Se sentó en el mismo taburete en el que estuvo Juan, pero lo ajustó a su altura. Me llegaría por el hombro, más o menos tendría 1,70 metros.

—¿Usted es Laila, la psicóloga?

—Correcto, y usted es Kiyu, el lobo mestizo que al que le gusta parar objetos contundentes con la cabeza, ¿correcto? —No sabía qué esperaba conseguir, pero estaba siendo muy borde.

—Creo que sí, hasta hace solo un momento sabía solo mi nombre, ahora sé que soy medio lobo medio... ¿perro?

—¿Tiene problemas de memoria a medio o corto plazo? —El tono seguía siendo muy seco.

—Si se refiere a que no sabía ni cómo me llamo hasta que me lo dijo el enfermero, sí, tengo problemas de memoria.

—Muy bien, voy a hacerle una batería de preguntas y de sus respuestas dependerá si se vuelve a casa con su tutor legal o lo derivamos a otro centro regido por el Ministerio.

—¿Mi tutor legal? —El «Ministerio», el dueño de aquel cuerpo me había recomendado cuidarme de él.

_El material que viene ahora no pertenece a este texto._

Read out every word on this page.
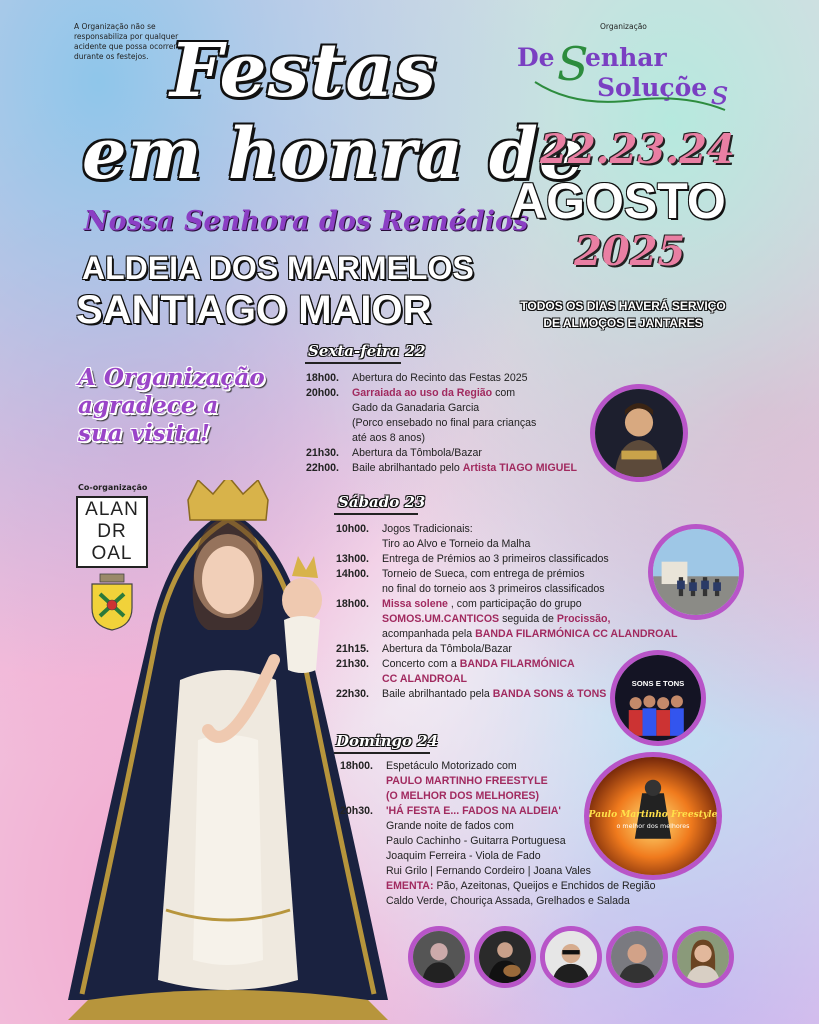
A Organização não se responsabiliza por qualquer acidente que possa ocorrer durante os festejos.
Organização
De S
enhar
Soluçõe s
Festas
em honra de
Nossa Senhora dos Remédios
ALDEIA DOS MARMELOS
SANTIAGO MAIOR
22.23.24
AGOSTO
2025
TODOS OS DIAS HAVERÁ SERVIÇO
DE ALMOÇOS E JANTARES
A Organização
agradece a
sua visita!
Co-organização
ALAN
DR
OAL
Sexta-feira 22
18h00. Abertura do Recinto das Festas 2025
20h00. Garraiada ao uso da Região com
Gado da Ganadaria Garcia
(Porco ensebado no final para crianças
até aos 8 anos)
21h30. Abertura da Tômbola/Bazar
22h00. Baile abrilhantado pelo Artista TIAGO MIGUEL
Sábado 23
10h00. Jogos Tradicionais:
Tiro ao Alvo e Torneio da Malha
13h00. Entrega de Prémios ao 3 primeiros classificados
14h00. Torneio de Sueca, com entrega de prémios
no final do torneio aos 3 primeiros classificados
18h00. Missa solene , com participação do grupo
SOMOS.UM.CANTICOS seguida de Procissão,
acompanhada pela BANDA FILARMÓNICA CC ALANDROAL
21h15. Abertura da Tômbola/Bazar
21h30. Concerto com a BANDA FILARMÓNICA
CC ALANDROAL
22h30. Baile abrilhantado pela BANDA SONS & TONS
Domingo 24
18h00. Espetáculo Motorizado com
PAULO MARTINHO FREESTYLE
(O MELHOR DOS MELHORES)
20h30. 'HÁ FESTA E... FADOS NA ALDEIA'
Grande noite de fados com
Paulo Cachinho - Guitarra Portuguesa
Joaquim Ferreira - Viola de Fado
Rui Grilo | Fernando Cordeiro | Joana Vales
EMENTA: Pão, Azeitonas, Queijos e Enchidos de Região
Caldo Verde, Chouriça Assada, Grelhados e Salada
SONS E TONS
Paulo Martinho Freestyle
o melhor dos melhores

—Sí, la persona que se encarga de su manutención, formación y demás necesidades que le valgan para ser un individuo de provecho en esta, nuestra sociedad.

Según dijo «provecho», me acordé de la bandeja de comida y el estómago volvió otra vez a rugirme.

—Vaya, ¿tiene alguna otra necesidad que le urja satisfacer en este momento? —Creí ver que movía el rabo ligeramente.

—¿Por dentro se lo está pasando bien?

—¡Pfffff, ja, ja, ja, ja, ja, realmente me está costando horrores ser profesional en este momento! —Tenía una risa chillona y contagiosa, el rabo se le movía ahora más rápido.